Watching the schoolkids last night, I got to thinking about School #1. I walked to the end of Benjamin Road and waited for the bus to carry me off.
It was neither called nor considered a campus. It was just School One, with a boys' side and a girls' side to the playground and the steepest staircase in the world inside the oversized front doors. I remember going in the side doors most of the time, which was much better since the staircase only went halfway as far as the main one.
Kindergarten was in the basement, as were the lunch tables. We had a cafeteria, with hair-netted ladies ladling multi-colored glop onto heavy white ceramic plates. In first grade those plates were frighteningly weighty; I mostly brought my lunch.

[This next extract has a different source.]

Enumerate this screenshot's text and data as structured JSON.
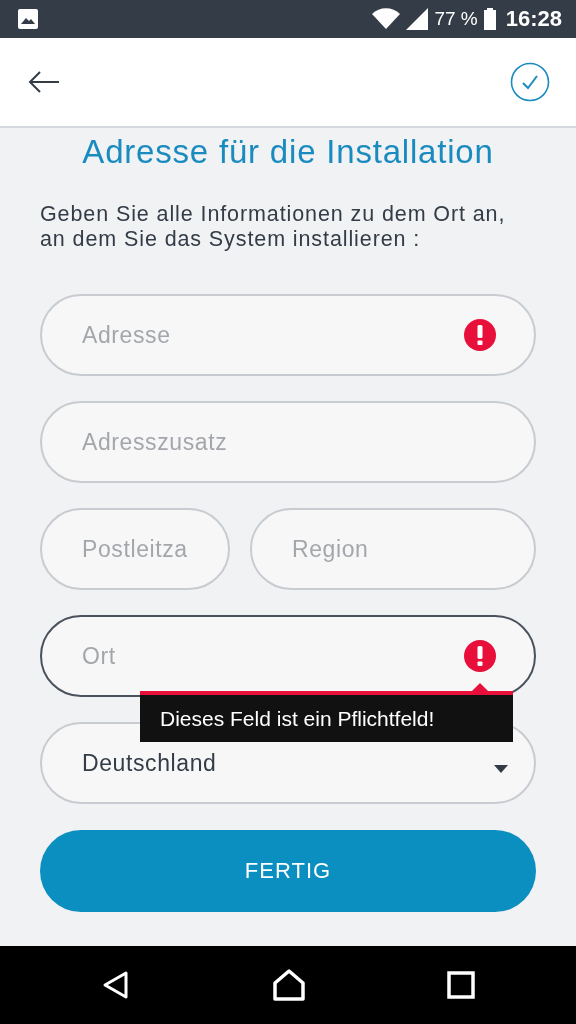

We had coat closets instead of hooks in the hallway, and my first grade classroom had its own bathroom. In second grade we looked out the window to the flagpole in the driveway. Third grade was in the corner and fourth and fifth were next door to one another, which really felt like cheating. It seemed only fair that I get to explore a different corner of the building every year. Sixth grade was upstairs in the other corner and we moved from room to room for math and social studies and science. That was the only time I didn't have to sit first row first seat; the social studies teacher let us choose our own spots. I raced to the window and sat two rows back. I felt like another person.

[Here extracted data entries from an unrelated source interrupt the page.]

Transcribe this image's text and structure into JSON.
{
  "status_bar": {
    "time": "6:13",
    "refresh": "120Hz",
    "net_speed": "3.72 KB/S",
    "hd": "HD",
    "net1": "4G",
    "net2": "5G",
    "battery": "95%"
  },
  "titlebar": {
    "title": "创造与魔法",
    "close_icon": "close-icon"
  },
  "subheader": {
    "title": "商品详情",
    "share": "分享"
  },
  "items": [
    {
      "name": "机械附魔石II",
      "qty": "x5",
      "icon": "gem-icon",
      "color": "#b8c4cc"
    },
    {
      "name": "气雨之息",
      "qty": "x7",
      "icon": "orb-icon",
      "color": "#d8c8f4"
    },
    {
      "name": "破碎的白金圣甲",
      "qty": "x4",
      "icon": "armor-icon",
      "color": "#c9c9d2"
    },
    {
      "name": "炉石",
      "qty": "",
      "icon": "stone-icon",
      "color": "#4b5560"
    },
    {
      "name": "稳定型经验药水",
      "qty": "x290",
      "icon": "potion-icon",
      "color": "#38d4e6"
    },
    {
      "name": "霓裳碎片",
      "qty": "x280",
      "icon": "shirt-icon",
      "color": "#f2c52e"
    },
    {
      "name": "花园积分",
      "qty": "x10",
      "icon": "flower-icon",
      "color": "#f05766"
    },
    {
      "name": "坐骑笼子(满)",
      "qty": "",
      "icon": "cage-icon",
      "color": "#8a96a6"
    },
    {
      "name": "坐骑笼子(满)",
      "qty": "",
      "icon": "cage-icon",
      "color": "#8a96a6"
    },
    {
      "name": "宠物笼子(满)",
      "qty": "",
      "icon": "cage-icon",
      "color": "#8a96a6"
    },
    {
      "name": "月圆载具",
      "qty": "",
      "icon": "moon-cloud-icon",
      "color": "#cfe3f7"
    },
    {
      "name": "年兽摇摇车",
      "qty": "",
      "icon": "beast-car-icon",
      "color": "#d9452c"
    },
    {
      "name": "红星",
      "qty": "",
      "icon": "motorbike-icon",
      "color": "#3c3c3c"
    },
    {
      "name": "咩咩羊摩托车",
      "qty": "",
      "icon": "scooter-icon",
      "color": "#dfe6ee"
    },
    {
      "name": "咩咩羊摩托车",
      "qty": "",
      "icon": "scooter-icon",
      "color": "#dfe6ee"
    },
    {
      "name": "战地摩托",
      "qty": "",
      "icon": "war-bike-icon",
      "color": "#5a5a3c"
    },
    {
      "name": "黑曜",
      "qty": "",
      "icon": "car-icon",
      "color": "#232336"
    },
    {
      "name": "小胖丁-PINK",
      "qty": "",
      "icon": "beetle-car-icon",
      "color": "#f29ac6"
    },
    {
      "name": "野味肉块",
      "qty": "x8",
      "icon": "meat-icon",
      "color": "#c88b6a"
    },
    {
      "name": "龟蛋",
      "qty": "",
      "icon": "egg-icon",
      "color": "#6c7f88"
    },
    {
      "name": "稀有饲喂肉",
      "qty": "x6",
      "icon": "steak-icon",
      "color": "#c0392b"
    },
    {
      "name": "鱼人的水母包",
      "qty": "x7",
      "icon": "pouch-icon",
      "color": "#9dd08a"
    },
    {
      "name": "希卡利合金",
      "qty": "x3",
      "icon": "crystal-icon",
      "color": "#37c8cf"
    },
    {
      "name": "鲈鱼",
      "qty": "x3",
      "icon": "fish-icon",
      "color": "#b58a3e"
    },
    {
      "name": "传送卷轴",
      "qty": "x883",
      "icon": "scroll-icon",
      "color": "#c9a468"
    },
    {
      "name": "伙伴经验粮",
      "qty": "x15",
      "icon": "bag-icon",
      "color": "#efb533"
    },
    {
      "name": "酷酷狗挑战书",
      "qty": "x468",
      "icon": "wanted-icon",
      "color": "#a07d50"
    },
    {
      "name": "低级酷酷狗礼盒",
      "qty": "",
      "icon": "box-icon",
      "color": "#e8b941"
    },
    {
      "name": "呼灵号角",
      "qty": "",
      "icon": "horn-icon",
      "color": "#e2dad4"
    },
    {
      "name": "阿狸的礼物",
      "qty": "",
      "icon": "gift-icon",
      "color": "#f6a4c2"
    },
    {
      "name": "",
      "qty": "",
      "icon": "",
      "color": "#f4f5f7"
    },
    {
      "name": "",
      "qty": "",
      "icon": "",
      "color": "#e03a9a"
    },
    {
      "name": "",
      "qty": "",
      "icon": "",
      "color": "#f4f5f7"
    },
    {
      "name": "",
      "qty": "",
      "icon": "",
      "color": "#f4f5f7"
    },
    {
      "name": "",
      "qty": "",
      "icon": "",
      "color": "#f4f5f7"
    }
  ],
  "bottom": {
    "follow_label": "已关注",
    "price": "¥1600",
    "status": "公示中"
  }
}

Did we have backpacks? I don't think so. Did I carry my books in anything special? I cannot remember. I know that I used an elasticized band with two silver clasps to hold my books together in junior high, but that might have been a fashion statement rather than a utilitarian one. I know I had homework and I know I brought it back to school..... I just don't know how.
Allow me a moment to mourn the passage of time, the loss of memory, the absence that is the gap a present-but-demented mother leaves when her child cannot ask for a reminder. I won't be long...........
While I was away, I tried to recall what the Cuters had used for totes. Jansport backpacks while we were in California, except for the year when Little Cuter used a rolling backpack and bravely withstood the jeers of her peers as she kept her friend-with-a-back-problem company. The friend gave up quickly; my kid was so aggravated at her classmates that she stuck with it out of spite.
But when they were little? I remember studying spelling words and writing stories and doing math pages but I don't remember packing them up and sending them out the door the next morning. I can tell you which year he wore the University of Michigan cap (5th grade) and when she was Pippi Longstocking (kindergarten) but I cannot conjure an image of them carrying a book bag.
I'm thinking about this because my college at the University has opened a brand new building. The old one was demolished because it was unsafe. It was the building in which I had most of my classes. It is the space I conjure when I consider my college. I remember the smell of the classrooms and the feel of the desks and the tables. I'm having a hard time with the fact that it is gone.... just as I did when they tore down School #1.
Daddooooo understood just how I felt; he went to the site and saved me a brick. That, and my fading memories, are all that is left.